29 de Setembro de 1864 - 29 de Setembro de 2014
A 29 de Setembro de 1864, José da Silva Mendes Leal e Facundo Goñi, Plenipotenciários respectivamente do Rei Luís I de Portugal e da Rainha Isabel II de Espanha assinam, no Palácio da Ajuda, "um tratado de limites dos dois reinos desde a foz do Rio Minho até à confluência do Rio Caia com o Guadiana".
O Tratado que se celebra " tendo em consideração o estado de desassocego em que se encontram muitos povos situados nos confins de ambos os reinos" é pioneiro numa Europa ainda em maior "desassocego", cujo mapa político mudará com frequência dramática nos 150 anos de vida que leva este Tratado. O cuidado com que foi preparado revela-se também na existência de um Anexo, o "Regulamento sobre os rios limitrofes", preocupação percursora de gestão política de recursos naturais partilhados, antecipando aquilo que poderão ser as futuras questões mais relevantes das relações entre os dois países.
O acordo sobre os limites territoriais só é aceite até ao Rio Caia, sobrepondo, assim, o entendimento com a Espanha em favor do sossego das populações e do interesse público, à solução da questão política da devolução do território de Olivença, cuja restituição a Portugal fora reconhecida pelo Congresso de Viena em 1815, ratificada por Espanha em 1817 e que continuava por concretizar.
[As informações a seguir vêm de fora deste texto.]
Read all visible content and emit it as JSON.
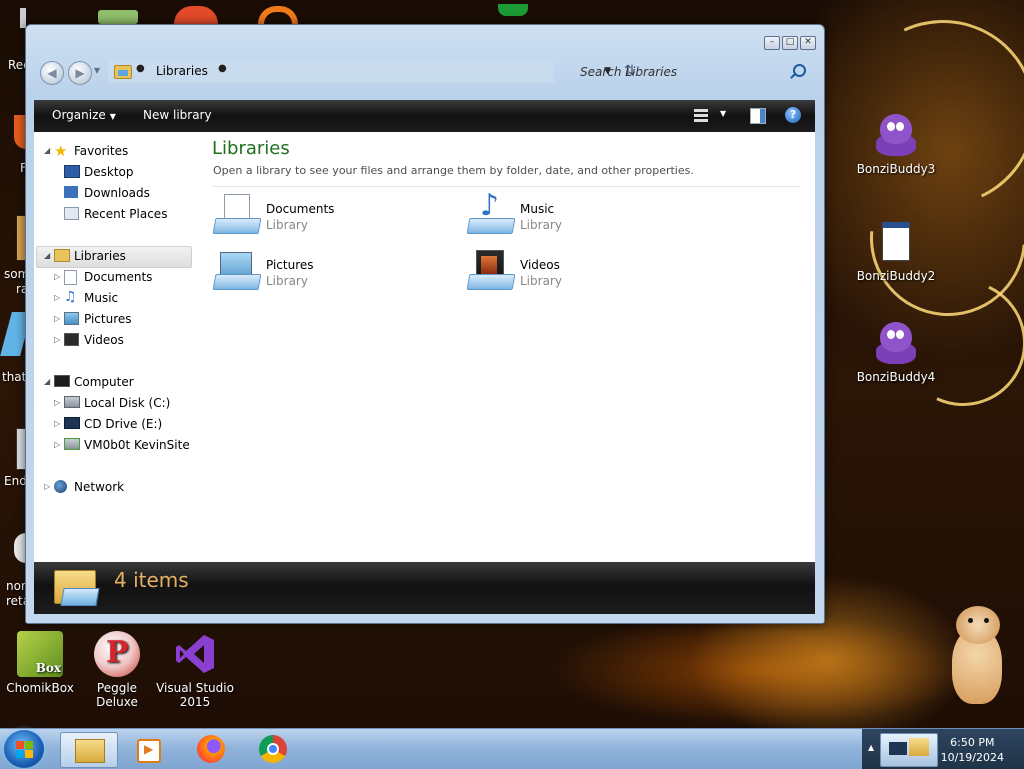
{
  "desktop": {
    "icons_left_partial": [
      "Rec",
      "F",
      "som",
      "ra",
      "that",
      "End",
      "non",
      "reta"
    ],
    "icons_right": [
      {
        "label": "BonziBuddy3"
      },
      {
        "label": "BonziBuddy2"
      },
      {
        "label": "BonziBuddy4"
      }
    ],
    "icons_bottom": [
      {
        "label": "ChomikBox"
      },
      {
        "label": "Peggle Deluxe"
      },
      {
        "label": "Visual Studio 2015"
      }
    ]
  },
  "explorer": {
    "address": {
      "crumb": "Libraries"
    },
    "search_placeholder": "Search Libraries",
    "toolbar": {
      "organize": "Organize",
      "new_library": "New library"
    },
    "nav": {
      "favorites": "Favorites",
      "desktop": "Desktop",
      "downloads": "Downloads",
      "recent_places": "Recent Places",
      "libraries": "Libraries",
      "documents": "Documents",
      "music": "Music",
      "pictures": "Pictures",
      "videos": "Videos",
      "computer": "Computer",
      "local_disk": "Local Disk (C:)",
      "cd_drive": "CD Drive (E:)",
      "net_share": "VM0b0t KevinSite",
      "network": "Network"
    },
    "main": {
      "title": "Libraries",
      "subtitle": "Open a library to see your files and arrange them by folder, date, and other properties.",
      "libraries": [
        {
          "name": "Documents",
          "kind": "Library"
        },
        {
          "name": "Music",
          "kind": "Library"
        },
        {
          "name": "Pictures",
          "kind": "Library"
        },
        {
          "name": "Videos",
          "kind": "Library"
        }
      ]
    },
    "details": {
      "count": "4 items"
    }
  },
  "taskbar": {
    "clock": {
      "time": "6:50 PM",
      "date": "10/19/2024"
    }
  }
}
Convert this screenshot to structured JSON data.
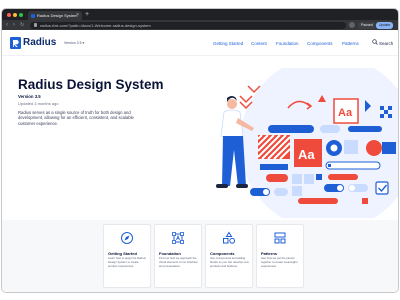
{
  "browser": {
    "tab_title": "Radius Design System",
    "url": "radius.rbix.com/?path=/docs/1-Welcome-radius-design-system",
    "update_label": "Update",
    "profile_label": "Paused"
  },
  "header": {
    "logo_text": "Radius",
    "version_select": "Version 3.5",
    "nav": [
      "Getting Started",
      "Content",
      "Foundation",
      "Components",
      "Patterns"
    ],
    "search_label": "Search"
  },
  "hero": {
    "title": "Radius Design System",
    "version": "Version 3.5",
    "updated": "Updated 3 months ago",
    "description": "Radius serves as a single source of truth for both design and development, allowing for an efficient, consistent, and scalable customer experience.",
    "illustration_tile_letter": "Aa"
  },
  "cards": [
    {
      "title": "Getting Started",
      "icon": "compass-icon",
      "description": "Learn how to apply the Radius Design System to create product experiences."
    },
    {
      "title": "Foundation",
      "icon": "frame-icon",
      "description": "Find out how we approach the visual elements of our interface and presentation."
    },
    {
      "title": "Components",
      "icon": "shapes-icon",
      "description": "Use components as building blocks so you can develop new products and features."
    },
    {
      "title": "Patterns",
      "icon": "layers-icon",
      "description": "See how we put the pieces together to create meaningful experiences."
    }
  ],
  "colors": {
    "brand_blue": "#1f5fd6",
    "accent_red": "#ef4b3c",
    "navy_text": "#0b1437",
    "light_blue": "#c9dbff"
  }
}
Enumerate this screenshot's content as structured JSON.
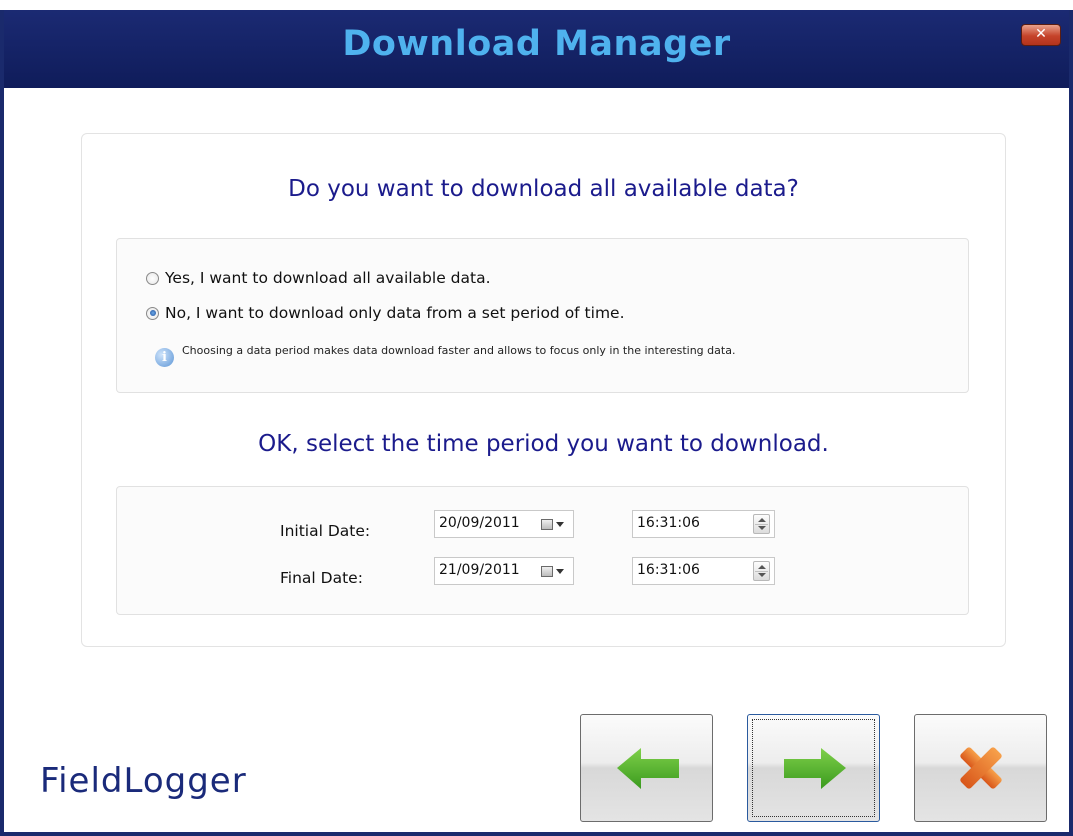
{
  "window": {
    "title": "Download Manager",
    "close_label": "✕"
  },
  "question": "Do you want to download all available data?",
  "options": [
    {
      "label": "Yes, I want to download all available data.",
      "selected": false
    },
    {
      "label": "No, I want to download only data from a set period of time.",
      "selected": true
    }
  ],
  "info": "Choosing a data period makes data download faster and allows to focus only in the interesting data.",
  "period_question": "OK, select the time period you want to download.",
  "initial": {
    "label": "Initial Date:",
    "date": "20/09/2011",
    "time": "16:31:06"
  },
  "final": {
    "label": "Final Date:",
    "date": "21/09/2011",
    "time": "16:31:06"
  },
  "logo": "FieldLogger",
  "colors": {
    "titlebar": "#1b2a73",
    "title_text": "#4fb2ee",
    "heading": "#1b1b8c",
    "arrow_green": "#4cae2a",
    "close_orange": "#e8701e"
  },
  "buttons": {
    "back": "arrow-left-icon",
    "next": "arrow-right-icon",
    "cancel": "x-icon"
  }
}
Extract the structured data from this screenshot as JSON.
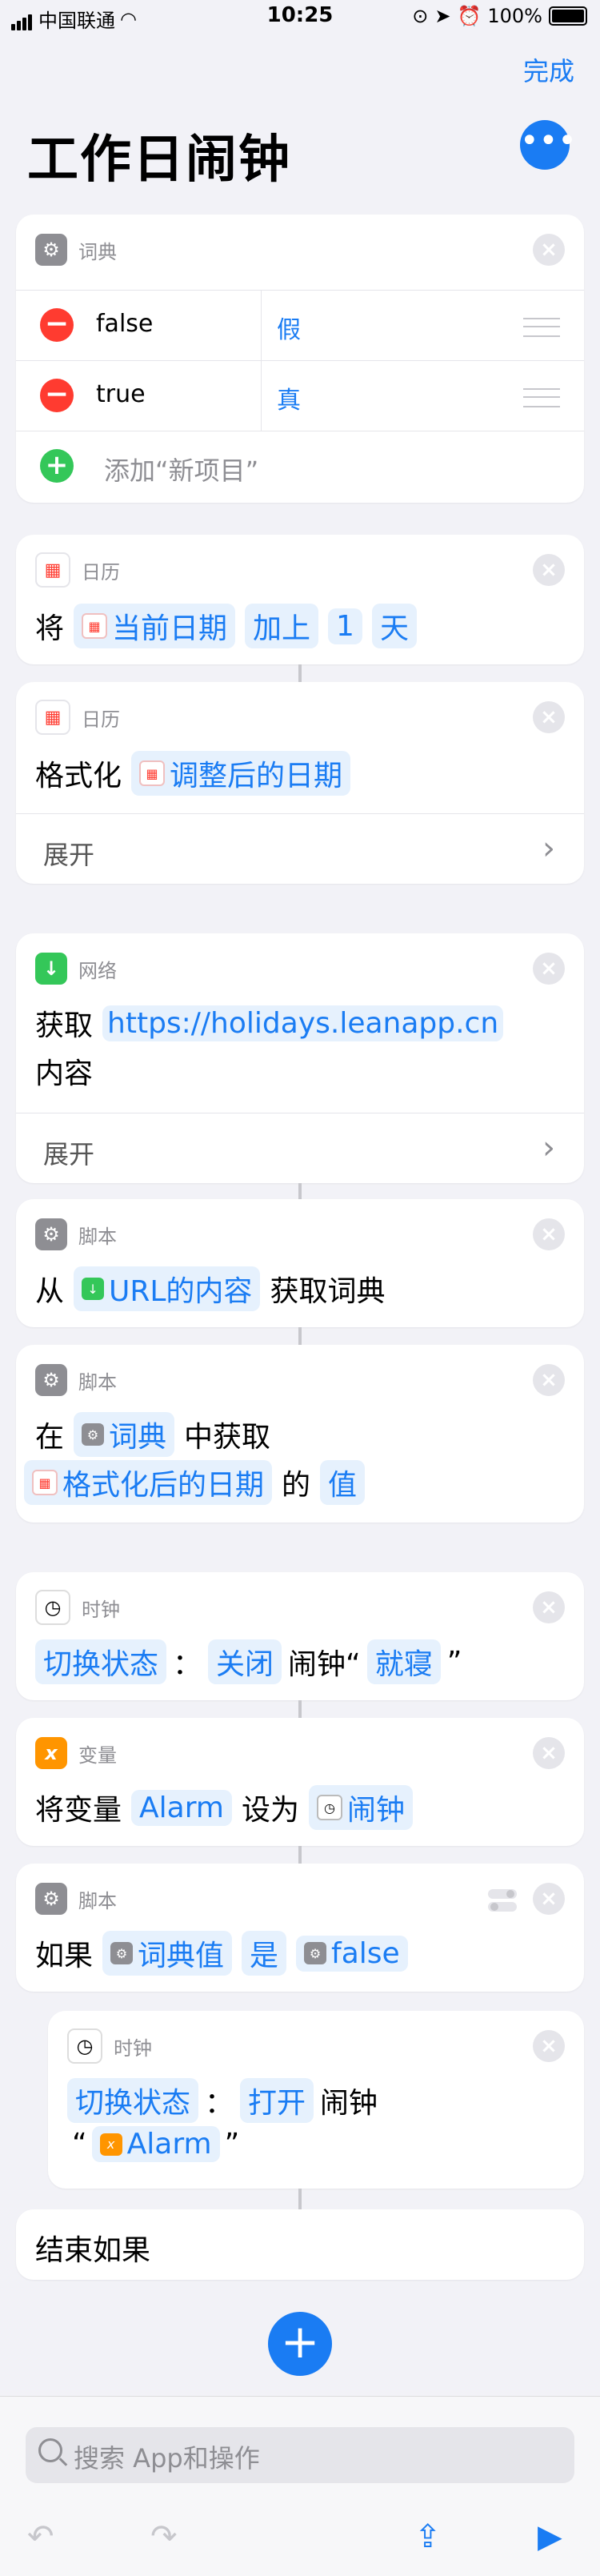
{
  "status": {
    "carrier": "中国联通",
    "time": "10:25",
    "battery": "100%"
  },
  "nav": {
    "done": "完成",
    "title": "工作日闹钟",
    "more": "•••"
  },
  "dict": {
    "header": "词典",
    "rows": [
      {
        "key": "false",
        "value": "假"
      },
      {
        "key": "true",
        "value": "真"
      }
    ],
    "add": "添加“新项目”"
  },
  "a1": {
    "header": "日历",
    "w1": "将",
    "t1": "当前日期",
    "t2": "加上",
    "t3": "1",
    "t4": "天"
  },
  "a2": {
    "header": "日历",
    "w1": "格式化",
    "t1": "调整后的日期",
    "expand": "展开"
  },
  "a3": {
    "header": "网络",
    "w1": "获取",
    "url": "https://holidays.leanapp.cn",
    "w2": "内容",
    "expand": "展开"
  },
  "a4": {
    "header": "脚本",
    "w1": "从",
    "t1": "URL的内容",
    "w2": "获取词典"
  },
  "a5": {
    "header": "脚本",
    "w1": "在",
    "t1": "词典",
    "w2": "中获取",
    "t2": "格式化后的日期",
    "w3": "的",
    "t3": "值"
  },
  "a6": {
    "header": "时钟",
    "t1": "切换状态",
    "w1": "：",
    "t2": "关闭",
    "w2": "闹钟“",
    "t3": "就寝",
    "w3": "”"
  },
  "a7": {
    "header": "变量",
    "w1": "将变量",
    "t1": "Alarm",
    "w2": "设为",
    "t2": "闹钟"
  },
  "a8": {
    "header": "脚本",
    "w1": "如果",
    "t1": "词典值",
    "t2": "是",
    "t3": "false"
  },
  "a9": {
    "header": "时钟",
    "t1": "切换状态",
    "w1": "：",
    "t2": "打开",
    "w2": "闹钟",
    "w3": "“",
    "t3": "Alarm",
    "w4": "”"
  },
  "a10": {
    "text": "结束如果"
  },
  "search": {
    "placeholder": "搜索 App和操作"
  }
}
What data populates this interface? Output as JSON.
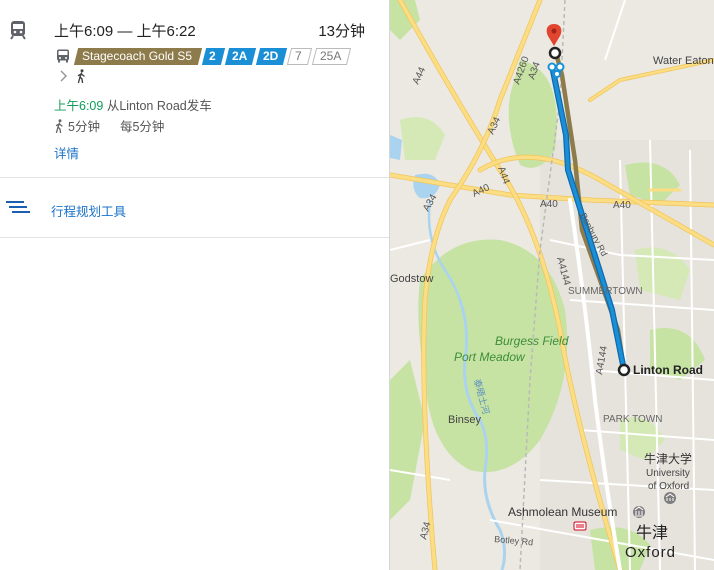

Mais tarde, circundando mais uma vez a questão de Olivença, a delimitação da fronteira das províncias do Alentejo e do Algarve, " da desembocadura do Rio Cuncos à do Guadiana", será concretizada pelo Convénio de Limites de 1926.
Logo na primeira dinastia, com excepção do Algarve ainda em poder mouro, foram acordadas as fronteiras entre Portugal e Leão e Castela, cujos ajustamentos através dos séculos não são significativos. Os acordos sobre os limites começaram, nalguns casos, por ser estabelecidos pela posse das terras de grandes casas nobres, de um e outro lado da fronteira, mas cedo foram reconhecidos por Tratados entre as Coroas, como o Tratado de Badajoz de 16 Fev. 1267 (entre D. Afonso III e Afonso X de Castela) e o famoso Tratado de Alcanizes de 12 Set. 1297, celebrado pelo Rei D.Dinis.
Se no plano político existia consenso sobre a linha de fronteira, a nível local havia "desassocego" causado por disputas, agravadas por interesses e indefinições sobre a sua demarcação concreta e reconhecível. A negociação do Tratado de 1864 é, por isso, precedida, em Portugal e Espanha, de cuidadosos estudos e levantamentos cartográficos, sendo as situações mais melindrosas directamente comunicados ao Rei, na altura D.Pedro V. É riquíssimo o acervo documental do Arquivo do Ministério dos Negócios Estrangeiros relativo a este processo, aberto à atenção dos historiadores.
Produto de grande rigor, realismo e visão política, 150 anos decorridos o Tratado mantém toda a sua actualidade como quadro base das nossas relações com Espanha, requerendo estas, necessariamente, novas respostas em domínios que na época eram impossíveis de antever.